Re: CRIME Citibank e-mail scam

From: Joe St Sauver (JOE@private)
Date: Mon Mar 01 2004 - 12:35:20 PST

  • Next message: Buelna, Derek: "CRIME Half-Open Syn"

    Hi Andrew,
    
    #Fred Langa performed an interesting experiment to see just how much of a
    #problem this is for your legitimate email traffic.

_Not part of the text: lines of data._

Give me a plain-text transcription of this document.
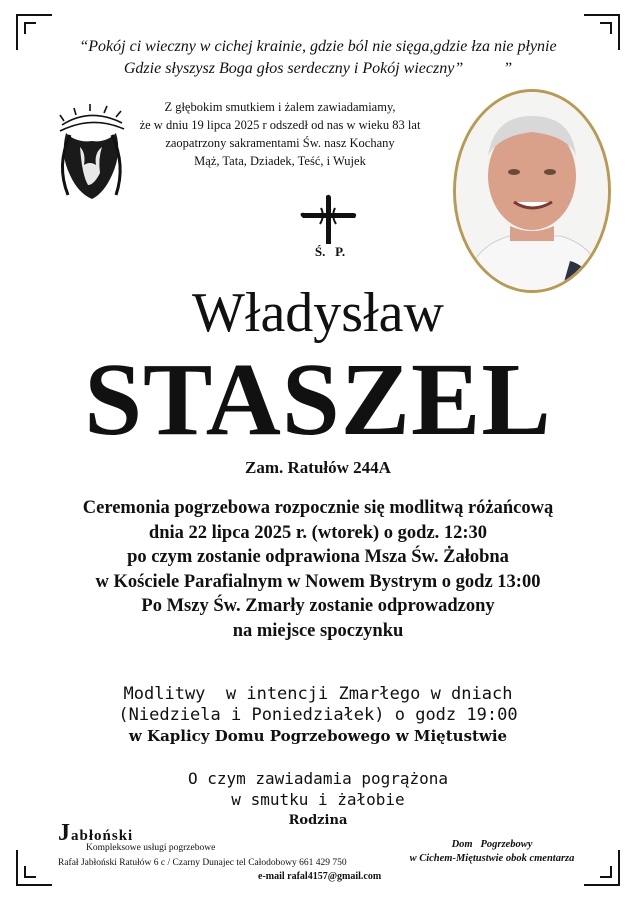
“Pokój ci wieczny w cichej krainie, gdzie ból nie sięga,gdzie łza nie płynie
Gdzie słyszysz Boga głos serdeczny i Pokój wieczny”          ”
Z głębokim smutkiem i żalem zawiadamiamy,
że w dniu 19 lipca 2025 r odszedł od nas w wieku 83 lat
zaopatrzony sakramentami Św. nasz Kochany
Mąż, Tata, Dziadek, Teść, i Wujek
Ś.   P.
Władysław
STASZEL
Zam. Ratułów 244A
Ceremonia pogrzebowa rozpocznie się modlitwą różańcową
dnia 22 lipca 2025 r. (wtorek) o godz. 12:30
po czym zostanie odprawiona Msza Św. Żałobna
w Kościele Parafialnym w Nowem Bystrym o godz 13:00
Po Mszy Św. Zmarły zostanie odprowadzony
na miejsce spoczynku
Modlitwy  w intencji Zmarłego w dniach
(Niedziela i Poniedziałek) o godz 19:00
w Kaplicy Domu Pogrzebowego w Miętustwie
O czym zawiadamia pogrążona
w smutku i żałobie
Rodzina
Jabłoński
Kompleksowe usługi pogrzebowe
Rafał Jabłoński Ratułów 6 c / Czarny Dunajec tel Całodobowy 661 429 750
e-mail rafal4157@gmail.com
Dom   Pogrzebowy
w Cichem-Miętustwie obok cmentarza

His methodology was a
    #little flawed, but the results were interesting nonetheless.
    
    Based on what I read in Fred's article, I think he did a number of things
    that increased the probability his mail would end up getting filtered; among
    the most notable is the fact that freetune.com appears to be its own mail 
    exchanger, and that's fine, *except* for the fact that 66.48.80.21 appears 
    to lack a valid in-addr/PTR record. That will hurt deliverability quite a 
    bit. 
    
    Having a from address that includes "free" is also worth a minimum of a 
    point and a half to folks using the default SpamAssassin rulesets 
    (remember, freetune.com was the domain he used); see:
    http://spamassassin.rediris.es/tests.html for a list of other tests that
    may have triggered filtering for his mailing. 
    
    He also picked an unfortunate Subject: line text, "Hello", since a number 
    of viruses also use subject lines such as "Hello" and some sites filter 
    traffic with that Subject: line (for example, Penn State was doing this -- 
    see: http://live.psu.edu/story/5558 ).
    
    I suspect that there were other characteristics to his mail that also ended
    up tripping content-oriented filters, but I couldn't do more than speculate 
    w/o actually seeing specimens of his mailings.
    
    What I find interesting/amusing is that:
    
    -- Fred doesn't "get it" that content based filters are a far bigger issue
       than DNSBLs
    
    -- because of the concentration of email accounts, 40% non-delivery may
       simply be a function of getting blocked by half a dozen of the largest
       ISPs or a couple of the largest filtering appliance companies (such as 
       Brightmail). 
    
    -- some of his problem may be OUTBOUND mail back TO HIM that got filtered,
       rather than mail FROM him getting filtered; his success rate is thus
       really a joint probability function that depends on TWO messages being
       successfully delivered (and I bet you that a LOT of people DID just
       hit reply, regardless of his instructions).